The issue of whether a right to record police in public spaces includes police lobbies has been heating up since the Bradley decision in 2020.

The right to record police officers in public is not absolute. It may be subject to reasonable “time, place and manner” restrictions. Courts use a three-part test to determine whether any restrictions meet First Amendment standards:

  1. Restrictions must be content-neutral
  2. They must be narrowly tailored to serve a significant government interest
  3. They must leave open alternative channels of communication.

For example, a state court may restrict the public from speaking in a courtroom unless they are an attorney or a witness on the stand.

The beginning scenario was a real case − Pennsylvania vs. Bradley (2020). A state court ruled that the department’s ban on recording in the lobby was a legitimate time, place and manner restriction. There was no disagreement that the ban was content-neutral.

As for the significant government interest served, the court found the ban helped:

  • Prevent disclosure of confidential investigative information because some secure area conversations might be overheard in the lobby
  • Protect the identities of CIs and UCOs
  • Protect the privacy of victims. 

Regarding “alternative channels of communication,” the court said the ban “does not bar the use of parchment or quill in the Lobby.” (Whether reference to “parchment or quill” was intended seriously, ironically, or pedantically, the opinion doesn’t reveal.)

A factor that neither party argued, and the court did not address, was that Bradley was “live streaming.” Live streaming is broadcasting video content, recorded in real-time, to a target audience over the internet. Whether live streaming versus simply recording raises other government interests in police lobbies remains an open question.

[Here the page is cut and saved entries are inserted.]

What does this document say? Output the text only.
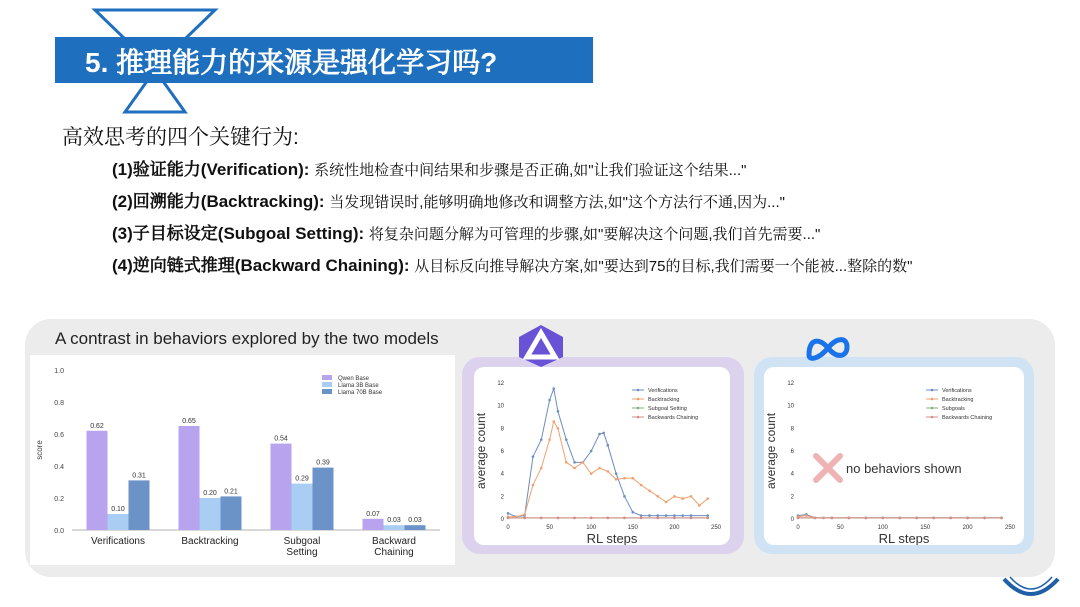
5. 推理能力的来源是强化学习吗?
高效思考的四个关键行为:
(1)验证能力(Verification): 系统性地检查中间结果和步骤是否正确,如"让我们验证这个结果..."
(2)回溯能力(Backtracking): 当发现错误时,能够明确地修改和调整方法,如"这个方法行不通,因为..."
(3)子目标设定(Subgoal Setting): 将复杂问题分解为可管理的步骤,如"要解决这个问题,我们首先需要..."
(4)逆向链式推理(Backward Chaining): 从目标反向推导解决方案,如"要达到75的目标,我们需要一个能被...整除的数"
A contrast in behaviors explored by the two models
0.0
0.2
0.4
0.6
0.8
1.0
score
0.62
0.10
0.31
Verifications
0.65
0.20 0.21
Backtracking
0.54
0.29
0.39
Subgoal
Setting
0.07
0.03 0.03
Backward
Chaining
Qwen Base
Llama 3B Base
Llama 70B Base
0
2
4
6
8
10
12
0	50	100	150	200	250
RL steps
average count
Verifications
Backtracking
Subgoal Setting
Backwards Chaining
0
2
4
6
8
10
12
0	50	100	150	200	250
RL steps
average count
Verifications
Backtracking
Subgoals
Backwards Chaining
no behaviors shown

While a Pennsylvania state court has ruled, citizen recording in public police lobbies remains an unsettled, litigious issue. Consider recent developments in New York. In July of this year, independent journalist SeanPaul Reyes sued the NYPD, which had arrested him for recording in the lobby of a precinct station while waiting to file a complaint. Reyes is also a self-proclaimed First Amendment auditor who has garnered 500,000 subscribers to his YouTube channel.

New York is in the Second Circuit, which hasn’t yet joined those that have held citizens have a right to record police in public places. New York state, however, passed the “Right to Monitor” Act in 2019, providing protection for individuals to record police.

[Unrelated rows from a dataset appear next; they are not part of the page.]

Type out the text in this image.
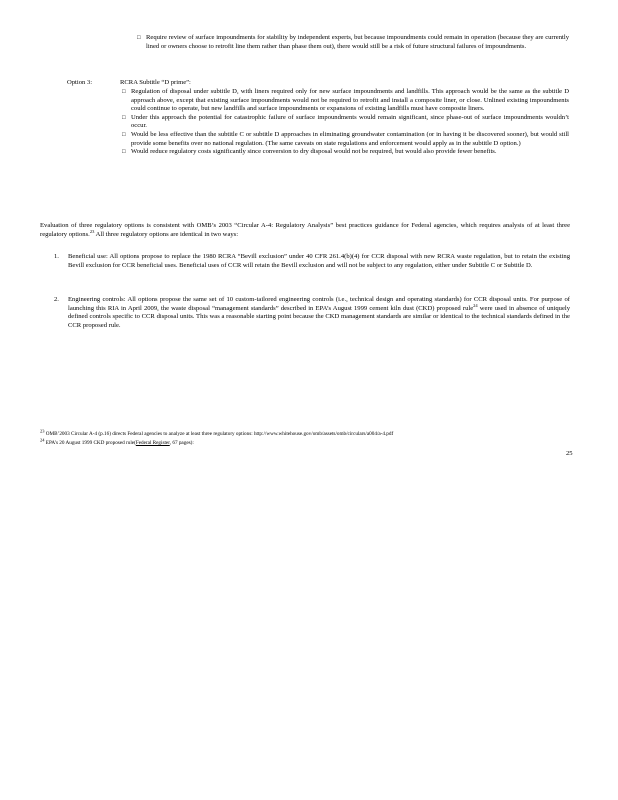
□ Require review of surface impoundments for stability by independent experts, but because impoundments could remain in operation (because they are currently lined or owners choose to retrofit line them rather than phase them out), there would still be a risk of future structural failures of impoundments.
Option 3:	RCRA Subtitle “D prime”:
□ Regulation of disposal under subtitle D, with liners required only for new surface impoundments and landfills. This approach would be the same as the subtitle D approach above, except that existing surface impoundments would not be required to retrofit and install a composite liner, or close. Unlined existing impoundments could continue to operate, but new landfills and surface impoundments or expansions of existing landfills must have composite liners.
□ Under this approach the potential for catastrophic failure of surface impoundments would remain significant, since phase-out of surface impoundments wouldn’t occur.
□ Would be less effective than the subtitle C or subtitle D approaches in eliminating groundwater contamination (or in having it be discovered sooner), but would still provide some benefits over no national regulation. (The same caveats on state regulations and enforcement would apply as in the subtitle D option.)
□ Would reduce regulatory costs significantly since conversion to dry disposal would not be required, but would also provide fewer benefits.
Evaluation of three regulatory options is consistent with OMB’s 2003 “Circular A-4: Regulatory Analysis” best practices guidance for Federal agencies, which requires analysis of at least three regulatory options.$^{23}$ All three regulatory options are identical in two ways:
1.	Beneficial use: All options propose to replace the 1980 RCRA “Bevill exclusion” under 40 CFR 261.4(b)(4) for CCR disposal with new RCRA waste regulation, but to retain the existing Bevill exclusion for CCR beneficial uses. Beneficial uses of CCR will retain the Bevill exclusion and will not be subject to any regulation, either under Subtitle C or Subtitle D.
2.	Engineering controls: All options propose the same set of 10 custom-tailored engineering controls (i.e., technical design and operating standards) for CCR disposal units. For purpose of launching this RIA in April 2009, the waste disposal “management standards” described in EPA’s August 1999 cement kiln dust (CKD) proposed rule$^{24}$ were used in absence of uniquely defined controls specific to CCR disposal units. This was a reasonable starting point because the CKD management standards are similar or identical to the technical standards defined in the CCR proposed rule.
$^{23}$ OMB’2003 Circular A-4 (p.16) directs Federal agencies to analyze at least three regulatory options: http://www.whitehouse.gov/omb/assets/omb/circulars/a004/a-4.pdf
$^{24}$ EPA’s 20 August 1999 CKD proposed rule(Federal Register, 67 pages):
25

Additionally, after the NYPD banned filming within police precincts, including public areas, the City Council passed the Right to Record Act, which codified an affirmative right to record police officers “acting in their official capacity, with limited exceptions.” Police precincts are not one of the exceptions.

In defense of maintaining its policy, an NYPD spokesperson said recording inside a police station “undermines the privacy of people who interact with the criminal justice system and compromises the integrity of ongoing investigations.”

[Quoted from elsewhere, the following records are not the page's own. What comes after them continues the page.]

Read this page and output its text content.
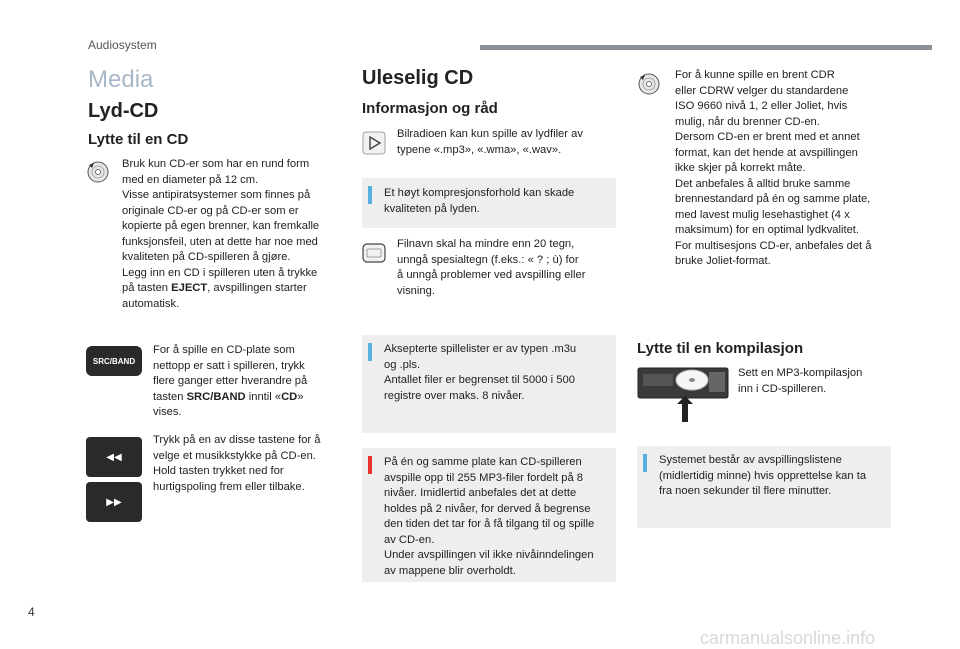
Audiosystem
Media
Lyd-CD
Lytte til en CD
Bruk kun CD-er som har en rund form
med en diameter på 12 cm.
Visse antipiratsystemer som finnes på
originale CD-er og på CD-er som er
kopierte på egen brenner, kan fremkalle
funksjonsfeil, uten at dette har noe med
kvaliteten på CD-spilleren å gjøre.
Legg inn en CD i spilleren uten å trykke
på tasten EJECT, avspillingen starter
automatisk.
SRC/BAND
For å spille en CD-plate som
nettopp er satt i spilleren, trykk
flere ganger etter hverandre på
tasten SRC/BAND inntil «CD»
vises.
◀◀
▶▶
Trykk på en av disse tastene for å
velge et musikkstykke på CD-en.
Hold tasten trykket ned for
hurtigspoling frem eller tilbake.
Uleselig CD
Informasjon og råd
Bilradioen kan kun spille av lydfiler av
typene «.mp3», «.wma», «.wav».
Et høyt kompresjonsforhold kan skade
kvaliteten på lyden.
Filnavn skal ha mindre enn 20 tegn,
unngå spesialtegn (f.eks.: « ? ; ù) for
å unngå problemer ved avspilling eller
visning.
Aksepterte spillelister er av typen .m3u
og .pls.
Antallet filer er begrenset til 5000 i 500
registre over maks. 8 nivåer.
På én og samme plate kan CD-spilleren
avspille opp til 255 MP3-filer fordelt på 8
nivåer. Imidlertid anbefales det at dette
holdes på 2 nivåer, for derved å begrense
den tiden det tar for å få tilgang til og spille
av CD-en.
Under avspillingen vil ikke nivåinndelingen
av mappene blir overholdt.
For å kunne spille en brent CDR
eller CDRW velger du standardene
ISO 9660 nivå 1, 2 eller Joliet, hvis
mulig, når du brenner CD-en.
Dersom CD-en er brent med et annet
format, kan det hende at avspillingen
ikke skjer på korrekt måte.
Det anbefales å alltid bruke samme
brennestandard på én og samme plate,
med lavest mulig lesehastighet (4 x
maksimum) for en optimal lydkvalitet.
For multisesjons CD-er, anbefales det å
bruke Joliet-format.
Lytte til en kompilasjon
Sett en MP3-kompilasjon
inn i CD-spilleren.
Systemet består av avspillingslistene
(midlertidig minne) hvis opprettelse kan ta
fra noen sekunder til flere minutter.
4
carmanualsonline.info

The lawyer of the national civil rights organization suing on Reyes’ behalf responded that it’s hard to understand why privacy issues would be important within public precinct lobbies, because “people are already exposed to their neighbors and community members.”

Patricia Rodney also filed a federal lawsuit against the NYPD in February 2022 claiming she was subjected to retaliatory violence for engaging in her First Amendment right to record police. Rodney had gone to a Brooklyn precinct to file a report for a missing blood sugar monitor. She declined to stop recording and was arrested. During the arrest, her arm was broken.

Commenting on the First Amendment right to record police, Stephen Solomon, editor of NYU’s First Amendment Watch said, “It’s kind of a delicate balance that depends on the situation. But a blanket restriction typically is not consistent with the First Amendment.”

The issue of whether a right to record police in public spaces includes police lobbies has been heating up since the Bradley decision in 2020. It’s not going away. Police need to think, consult with legal advisors, and have a clear policy for officers that will meet the courts’ time, place and manner requirements for any restrictions on recording.